The stage design was ultimately as insurmountable as the stumbling blocks in the music. I had vertigo when I looked at the set. Chagall’s alteration of perspective caused an almost surreal sense of disorientation. I found an obstacle course rigged to trip the dancer at every turn. With each step, I could never be sure that my foot would meet a solid floor. I thought at any moment that I might plunge through the stage, that a trapdoor might drop beneath me. The danger of a fall was more real than the dreams that filled the theatre.

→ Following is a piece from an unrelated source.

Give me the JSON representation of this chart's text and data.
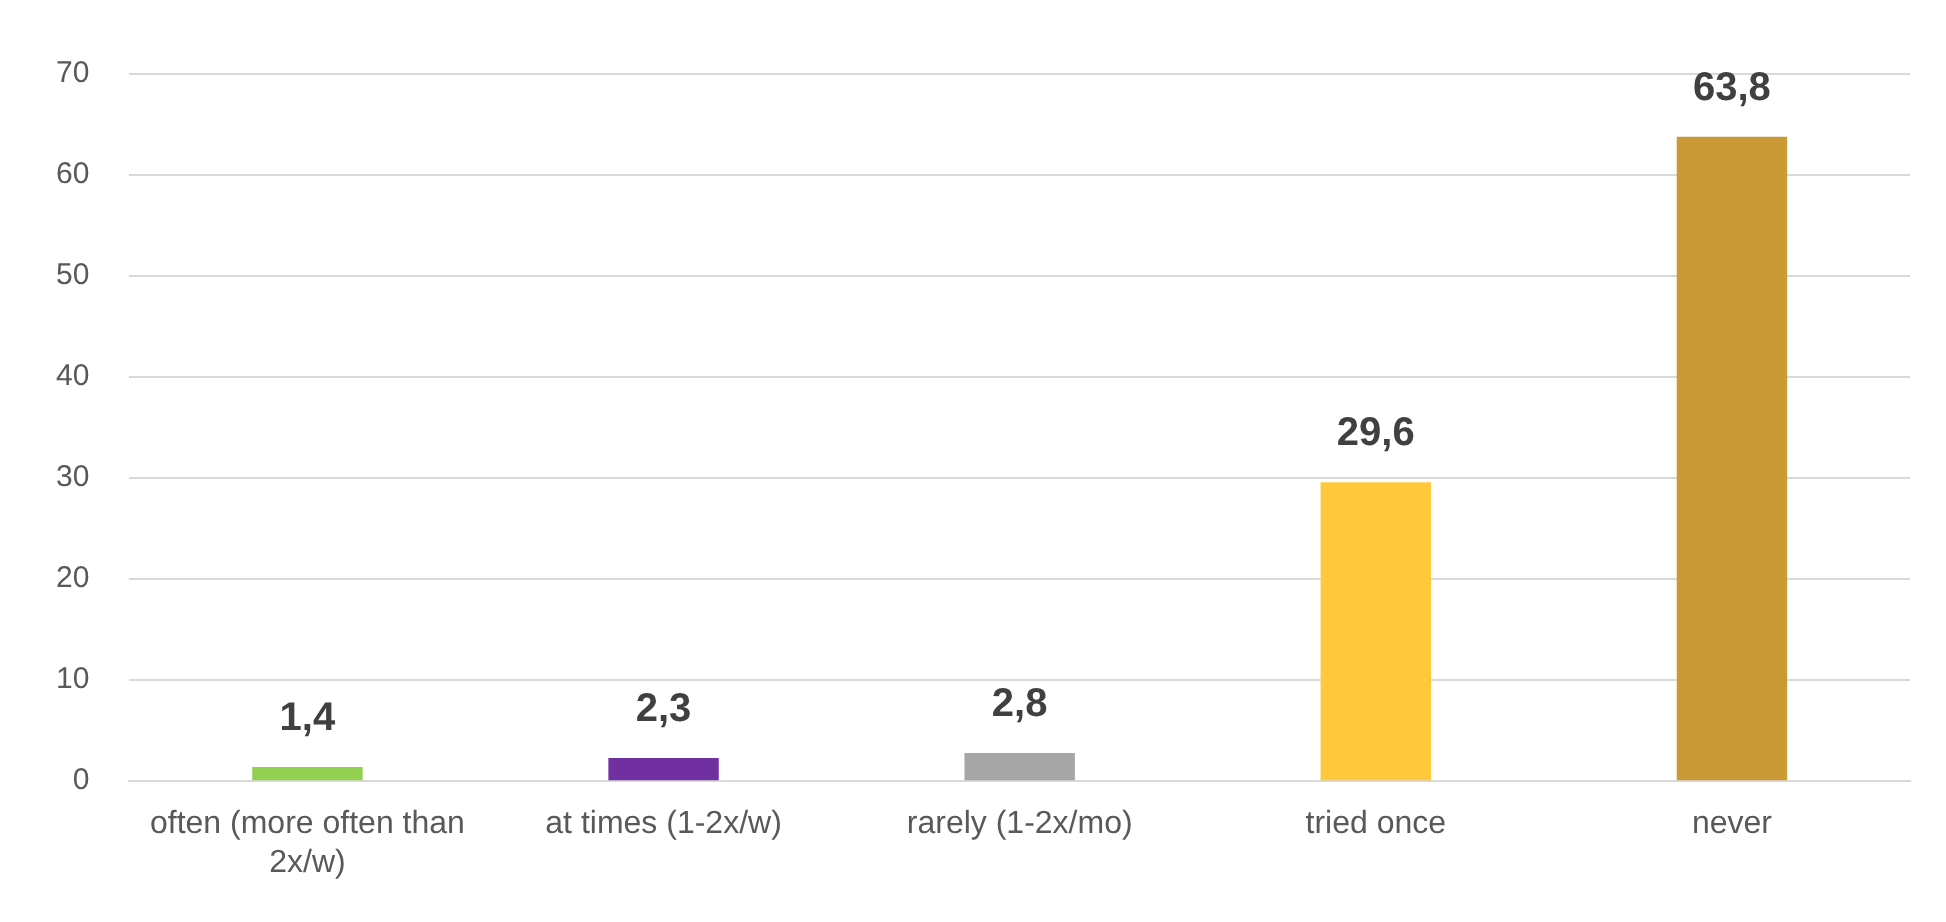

To prevail against such a backdrop seemed to require that I dance on air. The field of vision, the projection of our three-dimensional world onto a two-dimensional surface, was obscured through the violent juxtaposition of colors — what Chagall called his ‘Fourth-Dimension’. He invited the spectators to surrender to his haunting nightmare images, to his symbols of hallucinatory sexuality. Yet for me, as overwhelmed as I was, there was something missing in his painting, an omission that threw me off balance. My secure frame of reference vanished.
As a dancer I find my way and keep my balance by means of light and gravity. Chagall chose not to conceive of light as a unifying principle of perspective; along the same liens, he painted in defiance of gravity. He was drawn to illusion, celebrating its triumph over reality. I kept losing my bearings.
I learned quickly how to recover my balance in a hazardous environment, how to make an accident look intentional. I owe that in part to Chagall. Thanks to him, as well as Stravinsky and Balanchine, I became expert in the art of getting out of a jam. But there were serious drawbacks in distinguishing myself from such authorities. I was learning who I might be on the stage only by learning who I was not. Without developing a positive sense of identity, without support for my ideas an aspirations, I was never really sure who I was from one moment to the next.